Clinical named entity recognition (CNER), whose goal is to automatically identify clinical entities in electronic medical records (EMRs), is an important research direction of clinical text data mining and information extraction. The promotion of CNER can provide support for clinical decision making and medical knowledge base construction, which could then improve overall medical quality. Compared with English CNER, and due to the complexity of Chinese word segmentation and grammar, Chinese CNER was implemented later and is more challenging.
With the development of distributed representation and deep learning, a series of models have been applied in Chinese CNER. Different from the English version, Chinese CNER is mainly divided into character-based and word-based methods that cannot make comprehensive use of EMR information and cannot solve the problem of ambiguity in word representation.
In this paper, we propose a lattice long short-term memory (LSTM) model combined with a variant contextualized character representation and a conditional random field (CRF) layer for Chinese CNER: the Embeddings from Language Models (ELMo)-lattice-LSTM-CRF model. The lattice LSTM model can effectively utilize the information from characters and words in Chinese EMRs; in addition, the variant ELMo model uses Chinese characters as input instead of the character-encoding layer of the ELMo model, so as to learn domain-specific contextualized character embeddings.
We evaluated our method using two Chinese CNER datasets from the China Conference on Knowledge Graph and Semantic Computing (CCKS): the CCKS-2017 CNER dataset and the CCKS-2019 CNER dataset. We obtained F1 scores of 90.13% and 85.02% on the test sets of these two datasets, respectively.
Our results show that our proposed method is effective in Chinese CNER. In addition, the results of our experiments show that variant contextualized character representations can significantly improve the performance of the model.

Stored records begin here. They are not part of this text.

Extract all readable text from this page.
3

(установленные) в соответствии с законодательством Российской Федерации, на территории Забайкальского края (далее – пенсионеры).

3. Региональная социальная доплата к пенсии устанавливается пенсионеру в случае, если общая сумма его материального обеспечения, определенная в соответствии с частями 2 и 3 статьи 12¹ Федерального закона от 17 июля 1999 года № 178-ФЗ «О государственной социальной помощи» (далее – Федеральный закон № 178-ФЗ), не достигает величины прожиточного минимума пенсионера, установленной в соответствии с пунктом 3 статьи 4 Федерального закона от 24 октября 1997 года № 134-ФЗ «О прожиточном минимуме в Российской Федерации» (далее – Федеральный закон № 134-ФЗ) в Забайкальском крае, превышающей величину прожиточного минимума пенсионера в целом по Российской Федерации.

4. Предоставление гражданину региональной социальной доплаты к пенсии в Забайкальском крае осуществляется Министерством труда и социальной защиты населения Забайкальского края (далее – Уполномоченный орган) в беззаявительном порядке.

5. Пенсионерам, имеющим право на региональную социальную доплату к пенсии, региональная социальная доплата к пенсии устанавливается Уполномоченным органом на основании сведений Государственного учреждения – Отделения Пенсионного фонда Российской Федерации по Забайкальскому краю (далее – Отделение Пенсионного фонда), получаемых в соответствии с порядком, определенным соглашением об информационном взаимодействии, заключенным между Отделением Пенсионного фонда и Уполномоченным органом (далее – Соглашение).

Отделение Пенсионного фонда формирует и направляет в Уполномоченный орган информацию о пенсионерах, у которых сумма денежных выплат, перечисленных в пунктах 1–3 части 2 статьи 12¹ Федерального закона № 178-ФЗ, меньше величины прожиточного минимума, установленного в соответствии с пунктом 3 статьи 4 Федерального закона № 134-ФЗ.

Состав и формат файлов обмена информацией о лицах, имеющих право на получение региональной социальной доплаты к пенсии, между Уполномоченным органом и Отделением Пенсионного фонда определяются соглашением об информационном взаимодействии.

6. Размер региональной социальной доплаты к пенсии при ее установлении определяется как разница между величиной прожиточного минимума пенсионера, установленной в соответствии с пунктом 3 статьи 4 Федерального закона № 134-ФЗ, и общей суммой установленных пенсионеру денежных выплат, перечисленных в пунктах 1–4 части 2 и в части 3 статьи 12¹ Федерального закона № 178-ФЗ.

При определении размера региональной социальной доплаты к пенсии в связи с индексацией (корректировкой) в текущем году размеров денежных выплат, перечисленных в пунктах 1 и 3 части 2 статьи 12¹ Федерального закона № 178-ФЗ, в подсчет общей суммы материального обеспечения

临床命名实体识别(CNER)旨在自动识别电子病历(EMR)中的临床实体,是临床文本数据挖掘和信息提取的重要研究方向。CNER的推广可为临床决策和医学知识库建设提供支持,进而提高整体医疗质量。与英文CNER相比,由于中文分词和语法的复杂性,中文CNER起步较晚且更具挑战性。
随着分布式表示和深度学习的发展,一系列模型已应用于中文CNER。与英文版本不同,中文CNER主要分为基于字符和基于词的方法,这些方法无法全面利用EMR信息,也无法解决词表示中的歧义问题。
在本文中,我们提出了一种结合变体上下文相关字符表示和条件随机场(CRF)层的格长短期记忆(LSTM)模型用于中文CNER:基于语言模型(ELMo)的嵌入 - 格 - LSTM - CRF模型。格LSTM模型可以有效利用中文EMR中字符和词的信息;此外,变体ELMo模型使用汉字作为输入,而不是ELMo模型的字符编码层,从而学习特定领域的上下文相关字符嵌入。
我们使用来自中国知识图谱与语义计算会议(CCKS)的两个中文CNER数据集评估了我们的方法:CCKS - 2017 CNER数据集和CCKS - 2019 CNER数据集。我们在这两个数据集的测试集上分别获得了90.13%和85.02%的F1分数。
我们的结果表明,我们提出的方法在中文CNER中是有效的。此外,我们的实验结果表明,变体上下文相关字符表示可以显著提高模型的性能。